The wilted gladioli hanging on Mrs. Farnsworth’s windowsill.
The polar bearskin rug, white fur on ice, in a lonely Inuit’s igloo.
The newspaper flapped open in the old man’s skinny lap.
The maroon robe, loose and holy, hanging on a thin Tibetan monk,
the color of blood — so that you never forget about Death.
Please take all your blessings and cursing and late night phone calls and drive- thru meals and cologne and frequent flyer miles and disbursements of hard-hearted human aching along with you when you go.
Turn the radio low.
Let the bird from its cage.
Life said, “I swear you’ve been here before.”
“I don’t make that mistake, friend,” I replied.
The 16 year-old’s Ipod.
The sweater on a tiny dog.
The bacon sizzling in the pan.
The world is just one big party, man.
The pious Prius driver driving 65.
The tourist taking a picture of the pier.
The lovers, naked, under the sheets.
The fisherman pulling in his catch.
I am a Walt Whitman poem he never wrote:
washing dishes in the afternoon sink, an afternoon sun
shining through the window on an afternoon me.
My girlfriend asked, “Are you still writing, love?”
I told her quietly, “I’m just getting started, baby.”
There are tomatoes in the garden and they are really thirsty.
There is a man in a plum v-neck standing on the street, lighting a cigarette.
My wine has a Spanish accent.
I saw the reflection of a saint in a storefront window.
The mannequin was headless and made of plastic,
wearing a scarf that looked like metal.
The saint was pushing a shopping cart and was hungry.
The ghost was lonely and bored.
The plumber sighed a miserable sigh
as he tucked himself under the sink.
She said, “if I come back I want to come back as a house cat.”
And I didn’t tell her this, but I was thinking, I don’t want to leave.
A car speeds by, radio blaring, there’s music sine waves floating behind it.
There’s a pigeon that just lighted down from nowhere, all wing-flap and pecking.
There’s golden sunlight.

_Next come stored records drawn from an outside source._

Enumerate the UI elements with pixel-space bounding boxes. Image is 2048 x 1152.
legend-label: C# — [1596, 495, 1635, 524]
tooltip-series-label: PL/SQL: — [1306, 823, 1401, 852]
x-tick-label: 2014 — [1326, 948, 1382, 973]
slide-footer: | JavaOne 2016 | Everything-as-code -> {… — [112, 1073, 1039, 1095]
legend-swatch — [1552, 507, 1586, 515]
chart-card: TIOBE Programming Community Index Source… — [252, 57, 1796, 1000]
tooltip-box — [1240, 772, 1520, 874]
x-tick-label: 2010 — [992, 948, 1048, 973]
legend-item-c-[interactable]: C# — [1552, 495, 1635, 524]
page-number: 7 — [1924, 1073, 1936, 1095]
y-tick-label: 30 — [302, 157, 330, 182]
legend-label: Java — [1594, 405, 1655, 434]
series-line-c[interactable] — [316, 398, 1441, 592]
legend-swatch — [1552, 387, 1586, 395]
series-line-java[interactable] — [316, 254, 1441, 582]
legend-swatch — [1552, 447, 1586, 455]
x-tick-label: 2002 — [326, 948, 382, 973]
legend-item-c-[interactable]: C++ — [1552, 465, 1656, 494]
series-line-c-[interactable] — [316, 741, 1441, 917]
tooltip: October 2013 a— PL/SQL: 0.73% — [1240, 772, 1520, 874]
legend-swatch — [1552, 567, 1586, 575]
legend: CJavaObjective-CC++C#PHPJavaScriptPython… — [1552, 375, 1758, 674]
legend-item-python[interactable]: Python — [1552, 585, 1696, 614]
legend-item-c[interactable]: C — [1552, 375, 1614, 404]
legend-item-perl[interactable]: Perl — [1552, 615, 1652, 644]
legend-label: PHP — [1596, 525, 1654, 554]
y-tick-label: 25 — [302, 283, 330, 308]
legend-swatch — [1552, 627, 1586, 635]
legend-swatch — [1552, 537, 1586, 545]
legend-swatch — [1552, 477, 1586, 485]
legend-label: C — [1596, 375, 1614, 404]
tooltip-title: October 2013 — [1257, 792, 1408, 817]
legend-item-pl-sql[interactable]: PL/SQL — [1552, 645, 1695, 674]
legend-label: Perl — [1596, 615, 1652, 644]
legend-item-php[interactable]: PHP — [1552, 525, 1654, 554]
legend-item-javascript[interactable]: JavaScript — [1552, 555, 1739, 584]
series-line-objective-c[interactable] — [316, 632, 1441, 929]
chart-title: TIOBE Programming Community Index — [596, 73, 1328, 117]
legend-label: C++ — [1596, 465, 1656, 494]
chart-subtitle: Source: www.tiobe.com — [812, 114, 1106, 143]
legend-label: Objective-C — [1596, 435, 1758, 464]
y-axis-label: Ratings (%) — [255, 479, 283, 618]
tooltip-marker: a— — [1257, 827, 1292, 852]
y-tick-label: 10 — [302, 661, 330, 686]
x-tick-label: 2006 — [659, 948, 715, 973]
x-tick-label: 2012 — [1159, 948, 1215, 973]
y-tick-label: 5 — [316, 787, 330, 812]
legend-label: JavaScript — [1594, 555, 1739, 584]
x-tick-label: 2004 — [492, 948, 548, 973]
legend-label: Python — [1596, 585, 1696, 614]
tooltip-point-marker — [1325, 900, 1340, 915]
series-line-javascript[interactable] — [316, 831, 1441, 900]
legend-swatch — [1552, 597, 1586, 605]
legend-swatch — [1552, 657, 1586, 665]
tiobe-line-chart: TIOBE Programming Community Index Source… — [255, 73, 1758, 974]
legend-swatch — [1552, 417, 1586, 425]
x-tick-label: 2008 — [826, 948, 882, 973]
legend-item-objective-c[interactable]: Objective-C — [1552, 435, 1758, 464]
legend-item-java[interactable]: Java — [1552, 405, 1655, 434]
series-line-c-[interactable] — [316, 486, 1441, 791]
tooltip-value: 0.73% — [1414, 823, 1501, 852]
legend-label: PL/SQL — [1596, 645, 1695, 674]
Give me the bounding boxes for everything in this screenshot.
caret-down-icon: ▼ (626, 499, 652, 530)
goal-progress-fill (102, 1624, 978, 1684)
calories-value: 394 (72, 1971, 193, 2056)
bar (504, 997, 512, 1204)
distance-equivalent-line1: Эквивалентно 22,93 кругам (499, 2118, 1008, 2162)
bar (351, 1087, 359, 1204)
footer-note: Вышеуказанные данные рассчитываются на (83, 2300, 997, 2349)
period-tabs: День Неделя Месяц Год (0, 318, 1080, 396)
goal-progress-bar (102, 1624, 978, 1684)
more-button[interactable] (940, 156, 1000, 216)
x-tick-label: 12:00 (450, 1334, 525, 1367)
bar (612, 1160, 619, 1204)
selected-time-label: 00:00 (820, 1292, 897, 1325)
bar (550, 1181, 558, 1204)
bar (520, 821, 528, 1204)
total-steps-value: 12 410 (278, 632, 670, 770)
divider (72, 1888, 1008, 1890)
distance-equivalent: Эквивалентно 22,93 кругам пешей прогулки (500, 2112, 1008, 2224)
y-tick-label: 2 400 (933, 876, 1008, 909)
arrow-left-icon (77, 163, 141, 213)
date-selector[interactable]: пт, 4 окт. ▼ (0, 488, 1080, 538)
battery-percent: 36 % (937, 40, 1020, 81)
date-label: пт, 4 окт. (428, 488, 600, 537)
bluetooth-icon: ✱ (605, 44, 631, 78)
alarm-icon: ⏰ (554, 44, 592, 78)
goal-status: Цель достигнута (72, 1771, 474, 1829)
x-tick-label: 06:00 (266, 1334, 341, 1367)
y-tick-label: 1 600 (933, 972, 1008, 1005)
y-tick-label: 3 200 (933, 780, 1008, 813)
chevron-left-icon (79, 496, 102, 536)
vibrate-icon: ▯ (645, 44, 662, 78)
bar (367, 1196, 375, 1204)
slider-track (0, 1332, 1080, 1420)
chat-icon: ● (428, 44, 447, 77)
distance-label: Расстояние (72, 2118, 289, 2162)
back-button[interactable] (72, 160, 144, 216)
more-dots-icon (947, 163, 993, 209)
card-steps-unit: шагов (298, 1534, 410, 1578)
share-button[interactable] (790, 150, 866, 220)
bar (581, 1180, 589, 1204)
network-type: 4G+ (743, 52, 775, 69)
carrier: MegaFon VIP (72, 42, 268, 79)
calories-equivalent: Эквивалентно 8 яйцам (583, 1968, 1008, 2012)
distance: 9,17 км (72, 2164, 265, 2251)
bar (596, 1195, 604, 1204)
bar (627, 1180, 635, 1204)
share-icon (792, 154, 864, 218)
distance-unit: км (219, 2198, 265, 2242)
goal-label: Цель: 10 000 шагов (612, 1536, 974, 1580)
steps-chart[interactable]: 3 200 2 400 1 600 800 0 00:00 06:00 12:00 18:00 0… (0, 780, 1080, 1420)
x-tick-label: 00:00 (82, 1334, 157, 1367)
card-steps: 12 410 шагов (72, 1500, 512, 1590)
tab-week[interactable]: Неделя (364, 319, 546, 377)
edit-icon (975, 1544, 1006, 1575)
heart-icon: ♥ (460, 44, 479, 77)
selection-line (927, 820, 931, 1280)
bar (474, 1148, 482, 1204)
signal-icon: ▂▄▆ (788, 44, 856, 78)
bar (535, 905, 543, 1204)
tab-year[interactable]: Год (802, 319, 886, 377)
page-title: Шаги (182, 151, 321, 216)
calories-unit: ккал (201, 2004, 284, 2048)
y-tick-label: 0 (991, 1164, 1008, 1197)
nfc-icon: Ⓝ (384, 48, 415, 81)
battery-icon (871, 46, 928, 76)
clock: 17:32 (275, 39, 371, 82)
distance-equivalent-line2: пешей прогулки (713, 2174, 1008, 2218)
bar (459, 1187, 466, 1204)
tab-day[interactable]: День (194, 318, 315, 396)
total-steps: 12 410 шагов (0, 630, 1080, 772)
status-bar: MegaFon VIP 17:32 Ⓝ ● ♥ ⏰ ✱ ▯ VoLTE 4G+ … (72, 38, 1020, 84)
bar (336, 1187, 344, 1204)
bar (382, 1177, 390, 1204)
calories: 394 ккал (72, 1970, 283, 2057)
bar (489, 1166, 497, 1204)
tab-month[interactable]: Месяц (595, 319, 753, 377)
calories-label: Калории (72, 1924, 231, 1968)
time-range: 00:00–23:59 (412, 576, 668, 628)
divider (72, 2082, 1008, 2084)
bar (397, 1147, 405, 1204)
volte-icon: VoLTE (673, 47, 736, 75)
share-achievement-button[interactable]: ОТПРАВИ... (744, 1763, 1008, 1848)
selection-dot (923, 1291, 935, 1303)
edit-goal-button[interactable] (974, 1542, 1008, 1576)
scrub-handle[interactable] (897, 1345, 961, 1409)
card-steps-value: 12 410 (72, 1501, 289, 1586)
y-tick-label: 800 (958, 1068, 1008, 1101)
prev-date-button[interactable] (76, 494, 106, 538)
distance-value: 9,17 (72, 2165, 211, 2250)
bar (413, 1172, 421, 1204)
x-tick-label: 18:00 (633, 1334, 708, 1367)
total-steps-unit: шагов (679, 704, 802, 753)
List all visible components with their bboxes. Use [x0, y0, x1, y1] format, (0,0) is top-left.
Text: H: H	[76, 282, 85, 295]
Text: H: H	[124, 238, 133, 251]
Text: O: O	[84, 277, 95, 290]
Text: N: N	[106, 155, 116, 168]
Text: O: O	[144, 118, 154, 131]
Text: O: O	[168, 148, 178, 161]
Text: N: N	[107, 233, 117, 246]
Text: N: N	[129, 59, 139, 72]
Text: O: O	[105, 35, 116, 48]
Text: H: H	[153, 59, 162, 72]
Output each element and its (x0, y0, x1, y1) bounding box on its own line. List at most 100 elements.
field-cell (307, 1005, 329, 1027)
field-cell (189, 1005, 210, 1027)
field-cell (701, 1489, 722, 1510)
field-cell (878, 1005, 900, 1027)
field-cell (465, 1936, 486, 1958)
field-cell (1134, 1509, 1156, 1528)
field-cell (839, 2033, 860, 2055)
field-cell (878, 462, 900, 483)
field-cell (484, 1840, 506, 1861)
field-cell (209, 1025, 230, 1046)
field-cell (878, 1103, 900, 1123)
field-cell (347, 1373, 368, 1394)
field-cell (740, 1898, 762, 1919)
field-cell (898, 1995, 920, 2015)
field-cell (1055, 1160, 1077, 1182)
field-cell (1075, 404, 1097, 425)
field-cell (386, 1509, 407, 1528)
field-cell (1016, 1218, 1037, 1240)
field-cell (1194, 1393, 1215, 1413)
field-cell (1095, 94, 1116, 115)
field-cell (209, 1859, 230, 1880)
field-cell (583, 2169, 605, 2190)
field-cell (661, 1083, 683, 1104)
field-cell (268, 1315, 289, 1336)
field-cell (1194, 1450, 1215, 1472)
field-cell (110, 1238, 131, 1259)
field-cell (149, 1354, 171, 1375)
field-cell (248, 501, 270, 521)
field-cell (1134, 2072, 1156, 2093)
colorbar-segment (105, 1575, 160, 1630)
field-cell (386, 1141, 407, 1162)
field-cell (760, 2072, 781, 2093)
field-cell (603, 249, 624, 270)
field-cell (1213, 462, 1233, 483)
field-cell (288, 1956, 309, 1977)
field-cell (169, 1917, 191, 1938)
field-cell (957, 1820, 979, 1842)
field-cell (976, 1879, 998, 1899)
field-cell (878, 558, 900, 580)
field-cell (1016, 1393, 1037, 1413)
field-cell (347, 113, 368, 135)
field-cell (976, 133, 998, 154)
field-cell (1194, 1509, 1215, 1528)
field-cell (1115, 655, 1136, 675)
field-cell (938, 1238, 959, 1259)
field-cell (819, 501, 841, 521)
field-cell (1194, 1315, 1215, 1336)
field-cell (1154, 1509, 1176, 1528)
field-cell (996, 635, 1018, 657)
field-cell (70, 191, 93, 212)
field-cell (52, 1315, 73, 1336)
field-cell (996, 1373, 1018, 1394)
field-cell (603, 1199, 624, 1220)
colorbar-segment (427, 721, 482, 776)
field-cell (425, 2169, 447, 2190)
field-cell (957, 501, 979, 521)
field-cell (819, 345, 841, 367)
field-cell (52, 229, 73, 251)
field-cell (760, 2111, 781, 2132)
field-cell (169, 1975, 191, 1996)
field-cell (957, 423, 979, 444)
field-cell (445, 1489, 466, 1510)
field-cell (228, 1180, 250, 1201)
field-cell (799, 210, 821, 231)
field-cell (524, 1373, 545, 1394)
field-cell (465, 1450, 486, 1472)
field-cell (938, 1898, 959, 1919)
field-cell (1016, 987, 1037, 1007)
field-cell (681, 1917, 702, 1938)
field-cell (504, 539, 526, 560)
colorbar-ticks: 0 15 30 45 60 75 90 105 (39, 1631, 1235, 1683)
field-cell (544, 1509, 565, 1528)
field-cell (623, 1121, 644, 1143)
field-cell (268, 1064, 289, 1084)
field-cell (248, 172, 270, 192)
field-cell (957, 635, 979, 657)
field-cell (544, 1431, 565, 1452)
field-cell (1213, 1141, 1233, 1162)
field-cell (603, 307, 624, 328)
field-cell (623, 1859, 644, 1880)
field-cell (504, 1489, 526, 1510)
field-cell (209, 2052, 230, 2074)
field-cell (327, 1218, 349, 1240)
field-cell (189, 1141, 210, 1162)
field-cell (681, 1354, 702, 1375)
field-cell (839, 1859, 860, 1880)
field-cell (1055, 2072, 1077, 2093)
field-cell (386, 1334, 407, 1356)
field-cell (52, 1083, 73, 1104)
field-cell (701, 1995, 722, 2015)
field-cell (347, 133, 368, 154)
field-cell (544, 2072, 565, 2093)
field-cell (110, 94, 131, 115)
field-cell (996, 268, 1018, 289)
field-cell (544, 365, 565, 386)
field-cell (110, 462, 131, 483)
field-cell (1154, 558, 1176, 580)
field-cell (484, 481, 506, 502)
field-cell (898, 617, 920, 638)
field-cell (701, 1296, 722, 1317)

There’s science everywhere. There are children drawing chalk families on the sidewalk. There’s a wrinkle in the sky where a jet passes by.
This pineapple is real sweet, it’s the little things! It stimulates my taste buds.
I want to move to Hawaii, work in a wine shop, wear sandals, drop out.
I want the world to recognize that my heart is bigger than it is.
I want sweetness to never end, a kiss that lasts a year, a baby with my eyes.
There was a murder down the street, of a man who looked like me.
I go to eat lunch, the din of voices drown me in a current of thoughts.
While the ladies stab pieces of lettuce, I daydream about deep-sea diving.
Reefs are dying while we’re driving to the mall to purchase our gentle demise.
I type as fast as my fingers will allow, please don’t yell. No more yelling.
No more praying. No more poetry. No more passive acquiescence.
No more parting of lips allowing hot anger to escape.
The sparrow flees its king. I hold my hand, palm up, out to it.
The sparrow wants nothing to do with me, prefer I were a worm.
We are but a moment’s wayward thought, God’s idle chicanery.
“Are you coming to bed now?”
“Yes, darling. Let me turn this off.”